Traditionally in India, real estate development was funded by High Net-worth Individuals (HNIs) through high-cost debt and equity. The opening of Foreign Direct Investment (FDI) in real estate in 2005, made non-listed real estate funds (NREFs) an important source of capital for Indian real estate development. During 2005 to 2015 foreign NREFs contributed more than three fourth (3/4th) of entire NREFs investment in the country. Foreign NREFs significantly contributed to increase transparency and corporate governance in Indian real estate sector. However, in times of volatility, especially after the global financial crisis of 2008 foreign NREFs became conservative. Domestic NREFs were the major investors in the market during this period. NREFs investment in real estate is impacted by the macroeconomic environment of the host country. Most of the literature focuses on the drivers of foreign investment and there is hardly any literature on domestic investment drivers. This study, in contrast, simultaneously evaluates the domestic and foreign NREFs drivers. Unlike many other Asian countries (like China, Singapore and Hong Kong) very limited previous research is available in Indian real estate.

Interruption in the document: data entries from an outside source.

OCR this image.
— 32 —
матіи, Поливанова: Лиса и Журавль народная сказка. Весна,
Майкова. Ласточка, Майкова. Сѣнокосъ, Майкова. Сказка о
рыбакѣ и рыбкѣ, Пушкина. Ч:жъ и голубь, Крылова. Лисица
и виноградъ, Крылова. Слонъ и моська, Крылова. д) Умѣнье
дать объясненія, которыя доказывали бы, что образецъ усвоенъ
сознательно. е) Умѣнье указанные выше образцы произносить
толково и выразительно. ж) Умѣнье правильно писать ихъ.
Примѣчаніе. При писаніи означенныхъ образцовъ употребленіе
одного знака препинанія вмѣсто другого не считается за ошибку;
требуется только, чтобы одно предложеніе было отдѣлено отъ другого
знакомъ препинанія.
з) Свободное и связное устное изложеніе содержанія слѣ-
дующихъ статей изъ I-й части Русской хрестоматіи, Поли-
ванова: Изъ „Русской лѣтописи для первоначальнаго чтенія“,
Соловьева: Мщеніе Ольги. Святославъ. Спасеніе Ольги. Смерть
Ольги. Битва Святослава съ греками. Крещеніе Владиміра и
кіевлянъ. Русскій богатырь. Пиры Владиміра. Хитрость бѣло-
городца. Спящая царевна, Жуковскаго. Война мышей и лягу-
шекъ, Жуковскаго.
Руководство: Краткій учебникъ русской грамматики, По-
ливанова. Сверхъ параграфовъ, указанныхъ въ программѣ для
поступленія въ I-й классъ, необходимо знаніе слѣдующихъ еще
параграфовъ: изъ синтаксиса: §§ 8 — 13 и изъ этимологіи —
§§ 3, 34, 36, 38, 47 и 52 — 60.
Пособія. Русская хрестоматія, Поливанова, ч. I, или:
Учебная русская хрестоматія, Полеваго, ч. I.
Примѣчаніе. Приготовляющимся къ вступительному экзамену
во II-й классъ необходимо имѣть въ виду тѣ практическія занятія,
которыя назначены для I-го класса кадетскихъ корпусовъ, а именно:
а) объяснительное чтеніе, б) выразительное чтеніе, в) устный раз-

This study will examine macroeconomic and capital market factors (like inflation, currency risk, interest rate volatility, M3, BSE realty index, BSE Sensex and GDP) to determine the drivers of domestic and foreign NREFs flow in the Indian real estate sector during 2005 to 2017. This study will use secondary data from various sources including published reports and data on various macroeconomic, capital market and NREFs investment data (from World Bank, IMF, RBI, OECD, VCC Edge, etc.). 

Overall, this paper will evaluate the significant determinants of NREFs flow in Indian real estate.